Google AI yesterday released its Objectron dataset — a collection of short, object-centric video clips capturing a large set of common objects from different angles. Each video clip is accompanied by AR session metadata that includes both camera poses and sparse point-clouds.

The Google researchers hope the dataset’s release will help the research community push the limits of 3D object-geometry understanding, which has the potential to power a wide range of applications such as augmented reality, robotics, autonomy, and image retrieval.

Google AI researchers earlier this year released their MediaPipe Objectron, a mobile real-time 3D object detection pipeline able to detect everyday objects in plentiful 2D image collections and estimate their poses and sizes through a machine learning (ML) model trained on a newly created 3D dataset.

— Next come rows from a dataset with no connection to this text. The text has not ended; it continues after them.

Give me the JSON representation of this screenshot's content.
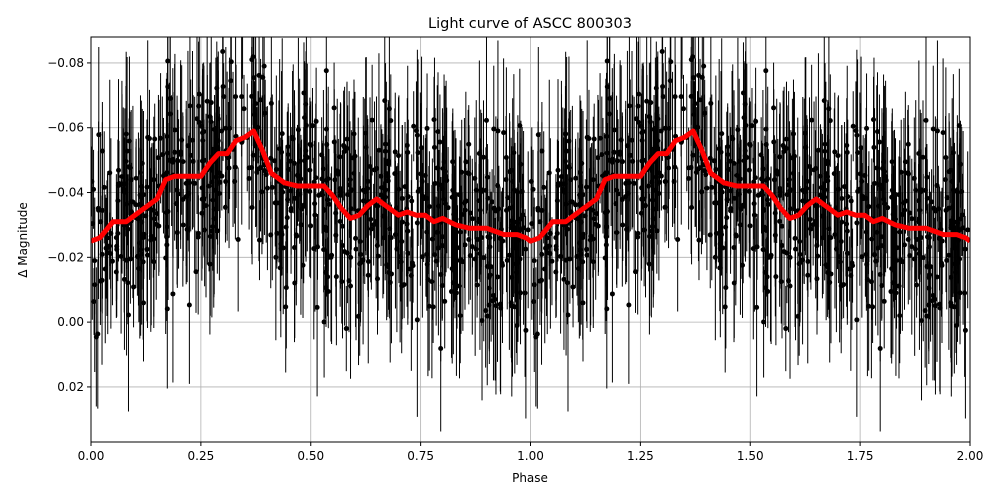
{
  "chart_data": {
    "type": "scatter",
    "title": "Light curve of ASCC 800303",
    "xlabel": "Phase",
    "ylabel": "Δ Magnitude",
    "xlim": [
      0,
      2
    ],
    "ylim": [
      0.037,
      -0.088
    ],
    "y_inverted": true,
    "grid": true,
    "x_ticks": [
      0,
      0.25,
      0.5,
      0.75,
      1.0,
      1.25,
      1.5,
      1.75,
      2.0
    ],
    "x_tick_labels": [
      "0.00",
      "0.25",
      "0.50",
      "0.75",
      "1.00",
      "1.25",
      "1.50",
      "1.75",
      "2.00"
    ],
    "y_ticks": [
      -0.08,
      -0.06,
      -0.04,
      -0.02,
      0.0,
      0.02
    ],
    "y_tick_labels": [
      "−0.08",
      "−0.06",
      "−0.04",
      "−0.02",
      "0.00",
      "0.02"
    ],
    "series": [
      {
        "kind": "errorbar-scatter",
        "color": "#000000",
        "description_only": false,
        "approx_point_count": 1400,
        "approx_scatter_sigma": 0.015,
        "approx_errorbar_halfwidth": 0.02
      },
      {
        "kind": "binned-mean-line",
        "color": "#ff0000",
        "x": [
          0.0,
          0.02,
          0.05,
          0.08,
          0.1,
          0.12,
          0.15,
          0.17,
          0.19,
          0.21,
          0.23,
          0.25,
          0.27,
          0.29,
          0.31,
          0.33,
          0.35,
          0.37,
          0.39,
          0.41,
          0.44,
          0.47,
          0.5,
          0.53,
          0.55,
          0.57,
          0.59,
          0.61,
          0.63,
          0.65,
          0.67,
          0.7,
          0.72,
          0.74,
          0.76,
          0.78,
          0.8,
          0.83,
          0.86,
          0.9,
          0.94,
          0.97,
          0.99,
          1.0
        ],
        "y": [
          -0.025,
          -0.026,
          -0.031,
          -0.031,
          -0.033,
          -0.035,
          -0.038,
          -0.044,
          -0.045,
          -0.045,
          -0.045,
          -0.045,
          -0.049,
          -0.052,
          -0.052,
          -0.056,
          -0.057,
          -0.059,
          -0.053,
          -0.046,
          -0.043,
          -0.042,
          -0.042,
          -0.042,
          -0.039,
          -0.035,
          -0.032,
          -0.033,
          -0.036,
          -0.038,
          -0.036,
          -0.033,
          -0.034,
          -0.033,
          -0.033,
          -0.031,
          -0.032,
          -0.03,
          -0.029,
          -0.029,
          -0.027,
          -0.027,
          -0.026,
          -0.025
        ]
      }
    ]
  }
}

Understanding objects in 3D remains challenging in large part due to the lack of large, real-world 3D datasets. The Google researchers believe the ML community has a strong need for object-centric video datasets that capture more of the 3D structure of an object while matching the data format used for many vision tasks, and so decided to release the Objectron dataset to aid in the training and benchmarking of ML models.

The Objectron dataset contains manually annotated 3D bounding boxes that describe each object’s position, orientation, and dimensions, comprising 15,000 annotated video clips supplemented with over 4 million annotated images collected from a geo-diverse sample covering 10 countries across five continents.

The dataset currently includes bikes, books, bottles, cameras, cereal boxes, chairs, cups, laptops, and shoes, and is stored in the Objectron bucket on Google Cloud storage. An open-sourced data pipeline has been provided to parse the dataset in Tensorflow, PyTorch, and Jax ML frameworks.

Along with the dataset, the researchers also shared a 3D object detection solution for the shoes, chairs, mugs and cameras categories. The models are trained with the Objectron dataset and have been released in MediaPipe, Google’s open-source framework for cross-platform customizable ML solutions for live and streaming media.